Which is why e-mail seemed such a blessing. I could respond to that same lunch invitation in a timely fashion without alienating the caller with abstracted deflections while weighing the consequences of a simple yes or no. Online I can choose my words carefully, strike just the right tone, and exercise thoughtfulness.
But for many, e-mail just isn't fast enough. They need to know this instant. An hour from now, even five minutes from now may be too late; an opportunity will have been lost. And like all mail, e-mail is subject to the vagaries of delivery. More than one electronic communication has evaporated in the ether of the Internet, no record of its transmission left behind as evidence of intention. Whether it simply joined those legions of checks purportedly "in the mail," or truly entered some anomalous realm beyond the world wide Web is impossible to say. Nothing, ultimately, is more certain than a live voice on the other end of the phone. The words themselves may be feigned, the emotions concealed, the intentions masked, but there's no doubting their receipt.
Having recovered from my restaurant astonishment, I listened to the several conversations swirling about me, my daughter informing a girlfriend that she had just sat down to lunch, my son congratulating a buddy on his new car, my wife checking our phone messages, scribbling phone numbers across a cocktail napkin. At the same time all three were also glancing at the lunch menu. It all boils down to multitasking.
We have begun modeling ourselves on our machines. No self-respecting businessman can expect to advance without laptop, Palm Pilot, and cellphone in hand, accelerating his data-processing capabilities at the speed of the latest silicon chip. I, on the other hand, do best concentrating on one small task at a time. I can't listen to music while writing without losing my train of thought. I'm too easily distracted to drive and carry on a faceless conversation. Call my phone or my name, thrust a menu in front of me and I overload; all circuits go down; I must reboot.
My children don't understand the concept of interruption. Like their computers, they simply layer new tasks on top of the old, juggling TV, stereo, phone conversations, call waiting, instant messaging, live friends, and homework concurrently. If they ever feel overloaded they don't admit to it. But perhaps the strain of maintaining so many open circuits accounts for their desperate need to sleep past noon whenever given the chance.
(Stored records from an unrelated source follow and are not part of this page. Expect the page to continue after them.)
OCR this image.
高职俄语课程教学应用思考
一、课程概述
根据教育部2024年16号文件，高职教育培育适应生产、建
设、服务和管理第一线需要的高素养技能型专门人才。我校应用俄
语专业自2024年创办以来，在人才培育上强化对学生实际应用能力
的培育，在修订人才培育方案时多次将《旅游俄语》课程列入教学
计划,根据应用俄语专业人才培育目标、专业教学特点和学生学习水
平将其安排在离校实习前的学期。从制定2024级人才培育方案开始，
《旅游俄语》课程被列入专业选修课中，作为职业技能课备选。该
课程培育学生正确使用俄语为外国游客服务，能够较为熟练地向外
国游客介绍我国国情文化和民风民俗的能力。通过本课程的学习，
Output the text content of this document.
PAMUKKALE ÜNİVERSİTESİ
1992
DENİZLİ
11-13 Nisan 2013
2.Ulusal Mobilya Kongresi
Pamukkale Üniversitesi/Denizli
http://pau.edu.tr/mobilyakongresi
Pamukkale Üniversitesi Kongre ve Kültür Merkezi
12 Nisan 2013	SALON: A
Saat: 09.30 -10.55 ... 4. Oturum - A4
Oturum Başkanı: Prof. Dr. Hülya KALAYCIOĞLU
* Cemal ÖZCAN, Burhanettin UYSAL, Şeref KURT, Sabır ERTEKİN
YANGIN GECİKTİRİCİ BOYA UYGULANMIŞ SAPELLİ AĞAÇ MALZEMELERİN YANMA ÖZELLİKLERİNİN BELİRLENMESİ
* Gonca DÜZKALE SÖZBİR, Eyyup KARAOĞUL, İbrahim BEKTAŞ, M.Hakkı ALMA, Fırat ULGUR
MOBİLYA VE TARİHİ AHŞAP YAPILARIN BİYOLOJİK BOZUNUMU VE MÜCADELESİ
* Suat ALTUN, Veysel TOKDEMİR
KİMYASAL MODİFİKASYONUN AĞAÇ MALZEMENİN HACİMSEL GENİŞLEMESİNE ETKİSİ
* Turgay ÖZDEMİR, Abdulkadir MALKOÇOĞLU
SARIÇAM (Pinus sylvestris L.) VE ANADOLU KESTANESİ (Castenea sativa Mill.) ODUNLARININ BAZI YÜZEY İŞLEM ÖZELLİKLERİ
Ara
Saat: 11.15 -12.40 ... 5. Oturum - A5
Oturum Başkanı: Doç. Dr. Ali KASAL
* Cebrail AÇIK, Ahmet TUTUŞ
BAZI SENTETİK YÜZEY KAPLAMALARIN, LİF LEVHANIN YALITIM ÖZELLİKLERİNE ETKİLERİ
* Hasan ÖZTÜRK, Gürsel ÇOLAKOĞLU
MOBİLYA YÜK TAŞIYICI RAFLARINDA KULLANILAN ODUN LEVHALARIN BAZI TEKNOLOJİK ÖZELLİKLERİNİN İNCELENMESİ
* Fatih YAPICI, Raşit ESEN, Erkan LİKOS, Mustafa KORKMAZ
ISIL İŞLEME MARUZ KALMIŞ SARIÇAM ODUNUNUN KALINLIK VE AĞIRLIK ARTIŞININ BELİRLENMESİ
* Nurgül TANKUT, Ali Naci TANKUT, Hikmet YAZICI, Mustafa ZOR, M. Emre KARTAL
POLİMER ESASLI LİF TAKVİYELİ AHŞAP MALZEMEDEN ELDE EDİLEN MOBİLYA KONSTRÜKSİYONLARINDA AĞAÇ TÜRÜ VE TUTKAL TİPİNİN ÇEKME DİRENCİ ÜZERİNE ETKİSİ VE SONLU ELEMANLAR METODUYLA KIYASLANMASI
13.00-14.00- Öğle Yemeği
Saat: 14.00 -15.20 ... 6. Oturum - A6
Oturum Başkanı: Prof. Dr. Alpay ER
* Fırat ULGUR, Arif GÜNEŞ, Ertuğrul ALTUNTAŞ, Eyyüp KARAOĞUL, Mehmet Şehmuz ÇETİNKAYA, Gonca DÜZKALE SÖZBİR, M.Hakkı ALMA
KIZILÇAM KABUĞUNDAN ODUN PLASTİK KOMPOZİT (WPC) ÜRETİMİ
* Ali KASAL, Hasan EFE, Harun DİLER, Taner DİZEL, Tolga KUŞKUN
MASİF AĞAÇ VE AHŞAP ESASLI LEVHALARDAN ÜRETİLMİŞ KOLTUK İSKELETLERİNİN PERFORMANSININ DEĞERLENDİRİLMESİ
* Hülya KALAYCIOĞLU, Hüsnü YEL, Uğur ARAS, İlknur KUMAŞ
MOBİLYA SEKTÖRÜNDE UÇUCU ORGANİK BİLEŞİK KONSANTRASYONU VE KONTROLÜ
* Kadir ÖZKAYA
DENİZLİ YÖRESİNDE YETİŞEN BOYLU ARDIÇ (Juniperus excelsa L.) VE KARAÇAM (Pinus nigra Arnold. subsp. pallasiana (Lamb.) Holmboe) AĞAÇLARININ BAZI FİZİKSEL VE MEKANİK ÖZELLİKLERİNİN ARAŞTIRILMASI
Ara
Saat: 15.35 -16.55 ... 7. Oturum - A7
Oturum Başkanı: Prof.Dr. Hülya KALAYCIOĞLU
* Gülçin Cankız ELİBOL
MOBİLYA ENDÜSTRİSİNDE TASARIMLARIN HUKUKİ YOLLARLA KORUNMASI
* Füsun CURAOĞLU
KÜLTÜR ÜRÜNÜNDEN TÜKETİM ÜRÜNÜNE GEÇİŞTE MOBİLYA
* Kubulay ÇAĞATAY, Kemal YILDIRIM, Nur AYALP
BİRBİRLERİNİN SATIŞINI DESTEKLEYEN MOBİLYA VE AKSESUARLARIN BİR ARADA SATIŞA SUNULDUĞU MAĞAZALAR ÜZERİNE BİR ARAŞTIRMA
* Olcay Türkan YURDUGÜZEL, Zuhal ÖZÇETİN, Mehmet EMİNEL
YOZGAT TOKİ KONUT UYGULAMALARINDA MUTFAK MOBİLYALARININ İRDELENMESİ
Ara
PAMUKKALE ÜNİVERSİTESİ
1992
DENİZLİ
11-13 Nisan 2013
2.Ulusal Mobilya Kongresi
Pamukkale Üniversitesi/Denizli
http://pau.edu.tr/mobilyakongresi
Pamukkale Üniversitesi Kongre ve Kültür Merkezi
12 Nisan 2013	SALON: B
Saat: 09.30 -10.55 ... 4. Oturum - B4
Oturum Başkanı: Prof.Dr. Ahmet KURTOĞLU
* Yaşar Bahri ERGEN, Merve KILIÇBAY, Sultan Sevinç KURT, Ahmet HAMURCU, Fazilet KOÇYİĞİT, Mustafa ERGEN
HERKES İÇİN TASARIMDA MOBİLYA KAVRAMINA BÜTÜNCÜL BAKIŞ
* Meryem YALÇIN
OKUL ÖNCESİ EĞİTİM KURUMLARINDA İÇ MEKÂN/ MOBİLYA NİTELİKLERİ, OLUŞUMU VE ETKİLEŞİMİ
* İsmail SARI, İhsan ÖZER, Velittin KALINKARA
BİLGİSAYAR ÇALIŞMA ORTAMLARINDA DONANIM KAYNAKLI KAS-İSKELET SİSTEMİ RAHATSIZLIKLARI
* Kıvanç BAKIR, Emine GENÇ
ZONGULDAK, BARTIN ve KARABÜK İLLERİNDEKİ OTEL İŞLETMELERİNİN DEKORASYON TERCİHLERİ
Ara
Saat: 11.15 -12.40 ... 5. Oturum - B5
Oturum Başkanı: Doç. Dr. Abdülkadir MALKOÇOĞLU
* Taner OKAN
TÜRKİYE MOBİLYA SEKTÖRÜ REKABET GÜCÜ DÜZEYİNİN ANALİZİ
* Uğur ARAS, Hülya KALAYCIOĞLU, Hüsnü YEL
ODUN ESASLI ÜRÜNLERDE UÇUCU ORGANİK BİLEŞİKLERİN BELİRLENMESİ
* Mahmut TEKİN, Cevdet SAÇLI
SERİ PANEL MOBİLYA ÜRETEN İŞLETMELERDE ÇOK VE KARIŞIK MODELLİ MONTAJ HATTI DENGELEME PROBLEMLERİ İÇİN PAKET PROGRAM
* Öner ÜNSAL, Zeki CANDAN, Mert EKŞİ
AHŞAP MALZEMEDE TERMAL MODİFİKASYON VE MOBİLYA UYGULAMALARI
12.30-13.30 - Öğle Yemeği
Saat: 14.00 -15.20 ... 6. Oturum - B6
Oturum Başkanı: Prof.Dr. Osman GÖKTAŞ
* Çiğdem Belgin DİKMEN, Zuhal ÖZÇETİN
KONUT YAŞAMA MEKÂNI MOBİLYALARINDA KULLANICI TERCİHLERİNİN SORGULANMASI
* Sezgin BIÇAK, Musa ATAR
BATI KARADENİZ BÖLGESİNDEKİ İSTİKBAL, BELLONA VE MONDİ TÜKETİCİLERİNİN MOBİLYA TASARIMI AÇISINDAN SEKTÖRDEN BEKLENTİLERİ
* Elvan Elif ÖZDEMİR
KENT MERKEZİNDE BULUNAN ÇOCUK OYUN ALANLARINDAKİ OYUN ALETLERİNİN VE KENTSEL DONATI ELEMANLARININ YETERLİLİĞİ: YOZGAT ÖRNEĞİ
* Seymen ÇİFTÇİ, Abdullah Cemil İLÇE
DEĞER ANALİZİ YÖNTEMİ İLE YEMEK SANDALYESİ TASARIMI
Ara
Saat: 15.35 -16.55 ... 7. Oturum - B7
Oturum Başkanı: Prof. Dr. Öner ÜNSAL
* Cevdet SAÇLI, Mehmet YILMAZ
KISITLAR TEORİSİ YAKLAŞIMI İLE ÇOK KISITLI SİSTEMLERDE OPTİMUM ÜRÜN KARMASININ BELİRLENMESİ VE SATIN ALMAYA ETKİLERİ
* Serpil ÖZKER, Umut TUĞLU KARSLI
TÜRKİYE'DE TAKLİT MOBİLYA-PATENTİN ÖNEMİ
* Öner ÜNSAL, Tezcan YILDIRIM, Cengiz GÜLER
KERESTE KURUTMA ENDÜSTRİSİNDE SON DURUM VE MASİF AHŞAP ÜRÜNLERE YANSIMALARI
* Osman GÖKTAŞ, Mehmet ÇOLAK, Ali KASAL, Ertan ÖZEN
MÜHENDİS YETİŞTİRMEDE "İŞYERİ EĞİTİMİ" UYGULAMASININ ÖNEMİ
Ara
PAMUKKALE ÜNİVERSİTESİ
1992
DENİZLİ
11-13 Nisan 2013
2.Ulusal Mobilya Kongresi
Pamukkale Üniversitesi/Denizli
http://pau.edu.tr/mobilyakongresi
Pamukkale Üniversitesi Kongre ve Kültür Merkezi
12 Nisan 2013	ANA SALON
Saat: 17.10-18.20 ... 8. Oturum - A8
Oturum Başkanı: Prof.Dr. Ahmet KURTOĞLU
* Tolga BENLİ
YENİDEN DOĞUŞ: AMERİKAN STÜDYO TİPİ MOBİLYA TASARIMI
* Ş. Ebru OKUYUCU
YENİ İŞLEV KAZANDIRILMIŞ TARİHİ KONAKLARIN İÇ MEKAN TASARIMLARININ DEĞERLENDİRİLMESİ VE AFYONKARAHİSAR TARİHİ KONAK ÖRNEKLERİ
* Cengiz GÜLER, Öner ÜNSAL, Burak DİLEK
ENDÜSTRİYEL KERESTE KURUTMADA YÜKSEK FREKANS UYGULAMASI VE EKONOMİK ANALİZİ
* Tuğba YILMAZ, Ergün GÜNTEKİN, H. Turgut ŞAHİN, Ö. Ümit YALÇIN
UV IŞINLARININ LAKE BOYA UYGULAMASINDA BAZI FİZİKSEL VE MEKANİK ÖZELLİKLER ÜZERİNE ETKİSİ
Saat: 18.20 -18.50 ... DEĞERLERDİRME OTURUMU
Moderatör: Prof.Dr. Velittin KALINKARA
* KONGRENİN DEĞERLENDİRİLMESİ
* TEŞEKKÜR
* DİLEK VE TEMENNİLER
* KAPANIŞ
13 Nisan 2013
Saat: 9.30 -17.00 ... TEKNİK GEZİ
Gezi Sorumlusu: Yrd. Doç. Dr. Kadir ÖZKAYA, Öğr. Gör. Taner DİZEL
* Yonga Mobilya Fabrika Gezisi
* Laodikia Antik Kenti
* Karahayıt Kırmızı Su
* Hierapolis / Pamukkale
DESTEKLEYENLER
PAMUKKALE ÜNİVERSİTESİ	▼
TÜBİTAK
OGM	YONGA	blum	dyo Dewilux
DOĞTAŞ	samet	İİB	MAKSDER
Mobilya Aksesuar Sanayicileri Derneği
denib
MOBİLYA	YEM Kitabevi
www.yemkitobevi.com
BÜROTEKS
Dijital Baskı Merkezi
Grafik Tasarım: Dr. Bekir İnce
So while I pondered the menu, unable to decide between the chicken Caesar and the mushroom omelet, the kids fired off their orders and checked their messages, eyes glued to the television over the bar. I longed to snatch the phones from their ears, turn off the TV, and enjoy their undivided attention for a moment, but undivided is not a condition they aspire to. Single-minded is a shortcoming in their book, a quaint throwback to slower, simpler times before nanoseconds, gigabytes, and megapixels. In an age of digital transmission I'm a pneumatic tube.
Were I to admit any of this to my children they would look at me, as they often do, with the indulgent gaze of the wired for the clueless. It's bad enough that I wear my pants belted at the waist, listen to classical music, would rather read than watch TV; to admit to being so "aurally challenged," so conversationally clumsy would consign me to realms of the deepest hopelessness in their adolescent minds. As they'd say, "The phone rings, you answer it. No biggie." If only it were that simple.